Without a swift solution, passengers are opting for alternatives or postponing travel, hitting KQ hard.
Recovery Efforts and Risk Ahead
KQ’s management says the airline is pursuing a multi-pronged recovery plan: restoring grounded aircraft, cost reduction, and raising fresh capital to shore up operations.
The airline has announced plans to raise US $500 million in fresh capital by early 2026 to support fleet expansion and stabilize finances.
One of the grounded Dreamliners has already returned to service, with the remaining two expected later in the year, raising hopes that capacity and passenger confidence will gradually recover.
But analysts warn that structural challenges remain: KQ’s long history of operating losses, negative equity position, high dependence on foreign parts and volatile global supply chains create a fragile foundation.
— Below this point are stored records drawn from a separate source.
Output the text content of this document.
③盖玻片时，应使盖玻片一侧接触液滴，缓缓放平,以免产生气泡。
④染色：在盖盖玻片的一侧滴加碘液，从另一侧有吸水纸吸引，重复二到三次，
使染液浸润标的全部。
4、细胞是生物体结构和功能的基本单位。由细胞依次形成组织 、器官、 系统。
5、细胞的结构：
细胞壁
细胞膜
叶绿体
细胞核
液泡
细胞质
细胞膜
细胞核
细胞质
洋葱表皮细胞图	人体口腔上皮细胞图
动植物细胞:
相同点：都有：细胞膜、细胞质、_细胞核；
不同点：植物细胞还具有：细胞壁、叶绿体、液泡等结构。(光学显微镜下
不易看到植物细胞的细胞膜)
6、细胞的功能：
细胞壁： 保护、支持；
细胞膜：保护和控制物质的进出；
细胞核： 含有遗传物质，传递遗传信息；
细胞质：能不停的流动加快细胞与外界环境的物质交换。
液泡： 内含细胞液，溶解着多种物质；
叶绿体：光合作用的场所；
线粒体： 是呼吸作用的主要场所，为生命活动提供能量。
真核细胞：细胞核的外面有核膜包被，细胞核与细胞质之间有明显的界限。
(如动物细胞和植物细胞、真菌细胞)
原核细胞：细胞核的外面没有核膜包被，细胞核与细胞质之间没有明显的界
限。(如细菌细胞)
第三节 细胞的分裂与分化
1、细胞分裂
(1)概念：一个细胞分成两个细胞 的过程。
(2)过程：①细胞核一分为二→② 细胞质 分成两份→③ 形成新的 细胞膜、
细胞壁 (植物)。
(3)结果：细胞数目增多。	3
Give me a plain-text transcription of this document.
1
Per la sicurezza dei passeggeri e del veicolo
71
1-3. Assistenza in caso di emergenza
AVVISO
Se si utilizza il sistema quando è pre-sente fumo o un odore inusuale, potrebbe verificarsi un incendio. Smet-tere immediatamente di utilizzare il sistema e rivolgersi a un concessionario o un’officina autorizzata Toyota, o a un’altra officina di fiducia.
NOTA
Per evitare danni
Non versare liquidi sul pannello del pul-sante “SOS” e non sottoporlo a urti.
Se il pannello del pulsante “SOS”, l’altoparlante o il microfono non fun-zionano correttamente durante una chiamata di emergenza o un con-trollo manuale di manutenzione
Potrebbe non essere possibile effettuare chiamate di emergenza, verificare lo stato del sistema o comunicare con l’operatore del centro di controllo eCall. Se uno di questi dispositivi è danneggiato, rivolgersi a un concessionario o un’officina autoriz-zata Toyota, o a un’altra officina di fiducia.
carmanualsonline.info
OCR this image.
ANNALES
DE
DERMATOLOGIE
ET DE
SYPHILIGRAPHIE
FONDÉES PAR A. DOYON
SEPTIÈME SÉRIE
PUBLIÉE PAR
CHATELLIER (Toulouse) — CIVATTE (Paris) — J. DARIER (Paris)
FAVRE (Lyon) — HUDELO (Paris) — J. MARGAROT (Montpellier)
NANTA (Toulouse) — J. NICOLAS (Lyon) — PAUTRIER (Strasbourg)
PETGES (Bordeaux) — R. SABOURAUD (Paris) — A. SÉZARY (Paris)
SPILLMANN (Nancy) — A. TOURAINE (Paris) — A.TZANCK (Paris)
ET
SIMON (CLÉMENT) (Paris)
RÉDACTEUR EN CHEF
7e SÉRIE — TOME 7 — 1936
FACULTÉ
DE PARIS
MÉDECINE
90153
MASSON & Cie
For Kenya, Aviation and Passengers
For passengers and travellers, the KQ slump may mean fewer routes, higher fares, or reduced service quality, especially on long-haul international flights.
For the economy, a weak national carrier threatens connectivity, tourism inflows, and cargo logistics, all vital for Kenya’s export and trade sectors.
For aviation industry stakeholders across Africa, the case of Kenya Airways serves as a cautionary tale: global supply-chain disruptions or maintenance delays can unravel even the most carefully planned turnarounds.